Salleh Ibrahim

Personal information
- Full name: Salleh bin Ibrahim
- Date of birth: 15 October 1947
- Place of birth: Ketereh, Malayan Union
- Date of death: 8 March 2020 (aged 72)
- Place of death: Pengkalan Chepa, Kelantan, Malaysia
- Position(s): Striker

Senior career*
- Years: Team / Apps / (Gls)
- Jabatan Penjara
- 1963–1964: Kelantan FA
- 1965–1970: Singapore FA
- 1971–1972: Kelantan FA
- 1973–1980: Perak FA

International career
- 1970–1978: Malaysia

= Salleh Ibrahim =

Malaysian footballer (1947–2020)

Salleh Ibrahim (15 October 1947 - 8 March 2020) was a Malaysian footballer.

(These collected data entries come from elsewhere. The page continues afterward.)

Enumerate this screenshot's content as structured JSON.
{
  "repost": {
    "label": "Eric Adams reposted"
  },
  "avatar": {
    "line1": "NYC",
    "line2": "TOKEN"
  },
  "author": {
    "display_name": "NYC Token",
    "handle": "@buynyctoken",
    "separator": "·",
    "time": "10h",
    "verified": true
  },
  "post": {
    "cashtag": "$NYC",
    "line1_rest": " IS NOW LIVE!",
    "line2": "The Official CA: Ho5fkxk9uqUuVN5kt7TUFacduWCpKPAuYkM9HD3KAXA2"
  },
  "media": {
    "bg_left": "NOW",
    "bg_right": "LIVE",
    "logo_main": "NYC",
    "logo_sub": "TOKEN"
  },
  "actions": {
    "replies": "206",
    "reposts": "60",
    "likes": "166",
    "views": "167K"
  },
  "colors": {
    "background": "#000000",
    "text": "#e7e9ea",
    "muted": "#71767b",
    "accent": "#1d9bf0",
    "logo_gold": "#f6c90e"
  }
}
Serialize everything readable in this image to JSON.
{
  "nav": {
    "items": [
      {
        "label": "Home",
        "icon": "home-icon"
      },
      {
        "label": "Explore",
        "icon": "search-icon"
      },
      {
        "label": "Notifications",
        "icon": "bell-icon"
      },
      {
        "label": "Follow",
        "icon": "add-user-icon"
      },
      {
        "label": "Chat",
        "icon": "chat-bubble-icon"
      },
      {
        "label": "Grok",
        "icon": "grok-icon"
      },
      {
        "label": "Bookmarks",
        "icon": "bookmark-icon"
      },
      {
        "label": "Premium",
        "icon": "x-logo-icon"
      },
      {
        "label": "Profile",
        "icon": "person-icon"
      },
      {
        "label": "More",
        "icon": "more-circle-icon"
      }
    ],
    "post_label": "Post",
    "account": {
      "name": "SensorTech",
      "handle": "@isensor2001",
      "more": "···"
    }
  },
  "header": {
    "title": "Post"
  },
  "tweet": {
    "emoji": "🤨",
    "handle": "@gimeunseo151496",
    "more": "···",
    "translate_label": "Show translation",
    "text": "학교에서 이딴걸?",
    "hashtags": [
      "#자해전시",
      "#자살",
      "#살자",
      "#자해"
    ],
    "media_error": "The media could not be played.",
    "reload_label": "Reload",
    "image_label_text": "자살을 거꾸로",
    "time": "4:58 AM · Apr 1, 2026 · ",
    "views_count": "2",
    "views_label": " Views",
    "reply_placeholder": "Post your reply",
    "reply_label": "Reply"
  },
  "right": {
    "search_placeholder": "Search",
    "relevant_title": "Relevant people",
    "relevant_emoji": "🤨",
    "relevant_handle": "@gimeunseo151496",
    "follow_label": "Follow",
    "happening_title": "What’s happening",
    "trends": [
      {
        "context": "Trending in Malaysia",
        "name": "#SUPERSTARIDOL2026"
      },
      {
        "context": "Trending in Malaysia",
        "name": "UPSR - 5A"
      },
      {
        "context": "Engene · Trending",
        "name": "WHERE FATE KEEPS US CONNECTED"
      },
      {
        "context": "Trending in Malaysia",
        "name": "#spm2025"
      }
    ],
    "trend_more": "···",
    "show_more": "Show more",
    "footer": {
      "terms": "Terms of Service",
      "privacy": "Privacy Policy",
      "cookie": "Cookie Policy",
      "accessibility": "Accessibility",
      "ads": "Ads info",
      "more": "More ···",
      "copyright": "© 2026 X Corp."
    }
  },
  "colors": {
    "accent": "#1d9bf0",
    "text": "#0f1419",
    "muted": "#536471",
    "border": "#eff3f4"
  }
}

A prison officer by profession (as Malaysian football was not professional in his time), Salleh represented Prison Department, Kelantan FA, Perak FA and Singapore FA during his football career. He also played for Malaysian national team, and competed in the men's tournament at the 1972 Summer Olympics, scoring in the 3–0 win against the United States in the group stage.

In 2004, he was inducted in Olympic Council of Malaysia's Hall of Fame for 1972 Summer Olympics football team.